Вот Рокко возится с каким-то деревенским инструментом; вот он ужинает за каменным столом во дворе домика в Марджителло: салат из помидоров, глиняный кувшин с одной стороны, большая краюха черного хлеба с другой — нарезает себе толстые ломти, обмакивает их в соус. Вот Сольмо, в одной сорочке, с распущенными волосами, расчесывает их и, стянув на затылке тесьмой, легким движением головы откидывает густую черную копну; вот она, умытая и прибранная, поливает на маленькой террасе горшки с базиликом и гвоздикой, гордясь этими пышными, ухоженными цветами, ласково прикасаясь к ним, с наслаждением вдыхая, впитывая в себя их аромат.
И никогда не виделись они ему в трудные минуты, ни разу не замечал он немого укора на их лицах, не читал упрека в глазах, не видел, чтобы они разговаривали с ним или слушали его, — нет, они всегда были заняты каким-нибудь своим делом, не подозревая, что за ними наблюдают.
Они появлялись неожиданно и так же внезапно исчезали, оставляя в его душе лишь удивление и желание узнать, по какой такой неведомой причине они возникали и пропадали.
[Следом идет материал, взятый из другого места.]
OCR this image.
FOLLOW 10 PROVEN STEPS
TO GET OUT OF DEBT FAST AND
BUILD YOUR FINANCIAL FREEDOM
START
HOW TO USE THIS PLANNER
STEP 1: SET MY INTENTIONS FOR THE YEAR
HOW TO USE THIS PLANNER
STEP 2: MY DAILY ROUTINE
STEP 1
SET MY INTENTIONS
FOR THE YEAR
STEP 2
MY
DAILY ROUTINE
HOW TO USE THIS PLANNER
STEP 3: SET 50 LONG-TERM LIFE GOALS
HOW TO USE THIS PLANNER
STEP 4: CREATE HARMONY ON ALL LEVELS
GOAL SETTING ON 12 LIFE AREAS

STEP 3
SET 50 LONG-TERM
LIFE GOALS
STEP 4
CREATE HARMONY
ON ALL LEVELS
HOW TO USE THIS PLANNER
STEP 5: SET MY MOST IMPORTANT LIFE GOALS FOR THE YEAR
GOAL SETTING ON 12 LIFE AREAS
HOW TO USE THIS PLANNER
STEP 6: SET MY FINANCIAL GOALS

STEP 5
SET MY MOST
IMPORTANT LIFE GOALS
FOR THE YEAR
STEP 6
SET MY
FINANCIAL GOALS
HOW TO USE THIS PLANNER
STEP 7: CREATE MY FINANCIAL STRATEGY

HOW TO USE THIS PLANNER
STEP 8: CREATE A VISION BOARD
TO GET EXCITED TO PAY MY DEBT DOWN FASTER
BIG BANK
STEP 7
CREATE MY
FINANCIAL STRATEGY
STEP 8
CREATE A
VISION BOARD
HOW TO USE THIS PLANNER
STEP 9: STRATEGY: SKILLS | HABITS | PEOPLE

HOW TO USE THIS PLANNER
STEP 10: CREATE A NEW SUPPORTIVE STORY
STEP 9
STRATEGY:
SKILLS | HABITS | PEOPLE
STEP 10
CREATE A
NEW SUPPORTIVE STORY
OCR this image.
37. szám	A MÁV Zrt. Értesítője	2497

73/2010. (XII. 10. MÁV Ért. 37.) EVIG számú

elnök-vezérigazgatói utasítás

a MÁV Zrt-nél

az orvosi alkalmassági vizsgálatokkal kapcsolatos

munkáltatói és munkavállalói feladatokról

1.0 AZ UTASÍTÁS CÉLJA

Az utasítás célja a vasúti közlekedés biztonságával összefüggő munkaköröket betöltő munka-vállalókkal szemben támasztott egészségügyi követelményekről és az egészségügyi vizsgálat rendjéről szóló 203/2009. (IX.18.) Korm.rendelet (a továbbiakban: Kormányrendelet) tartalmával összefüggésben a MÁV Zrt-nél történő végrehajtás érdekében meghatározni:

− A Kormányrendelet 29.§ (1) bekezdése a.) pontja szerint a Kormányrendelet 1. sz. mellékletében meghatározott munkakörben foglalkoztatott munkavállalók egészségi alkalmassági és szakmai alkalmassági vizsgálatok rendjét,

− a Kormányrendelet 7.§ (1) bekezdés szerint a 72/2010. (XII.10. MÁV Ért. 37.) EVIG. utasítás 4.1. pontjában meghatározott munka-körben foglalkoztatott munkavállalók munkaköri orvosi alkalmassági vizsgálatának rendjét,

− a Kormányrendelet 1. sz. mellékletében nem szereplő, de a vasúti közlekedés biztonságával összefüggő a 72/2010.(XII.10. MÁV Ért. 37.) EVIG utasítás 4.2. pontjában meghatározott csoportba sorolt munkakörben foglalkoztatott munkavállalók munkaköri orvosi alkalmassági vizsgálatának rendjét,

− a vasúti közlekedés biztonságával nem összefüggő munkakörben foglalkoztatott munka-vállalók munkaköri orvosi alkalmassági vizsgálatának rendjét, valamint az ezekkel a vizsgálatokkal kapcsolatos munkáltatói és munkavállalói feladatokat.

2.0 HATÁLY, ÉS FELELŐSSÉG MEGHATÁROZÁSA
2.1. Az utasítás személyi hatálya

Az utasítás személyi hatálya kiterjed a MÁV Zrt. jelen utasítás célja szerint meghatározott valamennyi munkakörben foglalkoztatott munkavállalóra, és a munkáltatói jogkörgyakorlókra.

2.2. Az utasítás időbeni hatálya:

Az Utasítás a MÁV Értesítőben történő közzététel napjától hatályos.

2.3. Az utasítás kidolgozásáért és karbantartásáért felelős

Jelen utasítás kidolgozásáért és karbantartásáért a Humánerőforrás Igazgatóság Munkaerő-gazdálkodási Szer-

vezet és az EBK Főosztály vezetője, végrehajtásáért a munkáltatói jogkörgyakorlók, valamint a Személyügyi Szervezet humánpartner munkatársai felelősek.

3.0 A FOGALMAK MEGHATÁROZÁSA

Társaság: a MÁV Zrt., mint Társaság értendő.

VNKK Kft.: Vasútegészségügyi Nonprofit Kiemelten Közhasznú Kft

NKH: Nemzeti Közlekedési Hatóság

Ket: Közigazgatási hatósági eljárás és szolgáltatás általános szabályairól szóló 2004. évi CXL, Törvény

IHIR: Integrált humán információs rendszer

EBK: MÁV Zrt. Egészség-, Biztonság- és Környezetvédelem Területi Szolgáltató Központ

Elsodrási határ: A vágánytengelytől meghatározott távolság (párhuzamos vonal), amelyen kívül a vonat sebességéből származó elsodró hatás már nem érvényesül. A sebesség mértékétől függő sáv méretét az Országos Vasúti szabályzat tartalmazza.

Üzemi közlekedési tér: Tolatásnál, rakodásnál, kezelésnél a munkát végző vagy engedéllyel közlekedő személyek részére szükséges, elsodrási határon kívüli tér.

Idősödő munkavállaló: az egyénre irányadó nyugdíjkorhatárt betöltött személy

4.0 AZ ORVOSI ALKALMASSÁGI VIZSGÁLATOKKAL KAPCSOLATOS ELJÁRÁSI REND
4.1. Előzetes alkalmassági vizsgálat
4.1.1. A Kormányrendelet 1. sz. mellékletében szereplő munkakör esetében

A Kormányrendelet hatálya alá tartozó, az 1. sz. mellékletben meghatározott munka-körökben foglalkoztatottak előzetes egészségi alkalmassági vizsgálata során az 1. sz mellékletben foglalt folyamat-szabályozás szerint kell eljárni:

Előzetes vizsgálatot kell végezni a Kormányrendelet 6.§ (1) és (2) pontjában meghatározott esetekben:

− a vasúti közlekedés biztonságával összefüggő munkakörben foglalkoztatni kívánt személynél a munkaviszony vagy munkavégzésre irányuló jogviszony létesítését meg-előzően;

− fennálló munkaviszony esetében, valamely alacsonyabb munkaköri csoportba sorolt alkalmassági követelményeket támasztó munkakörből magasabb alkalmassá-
Лишь в те моменты, когда столь же явственно виделось ему большое распятие, с которого смотрел на него Христос — смотрел затуманенными предсмертной агонией глазами, шевеля опухшими лиловыми губами, как бы произнося слова, так и не обретавшие звука, только тогда он испытывал почти детский страх, охватывавший все его существо, и он кричал:
— Мама Грация!
В такие минуты ему нужно было, чтобы кто-то находился рядом и помог одолеть этот страх.
Матушка Грация спешила к нему:
— Что тебе, сынок?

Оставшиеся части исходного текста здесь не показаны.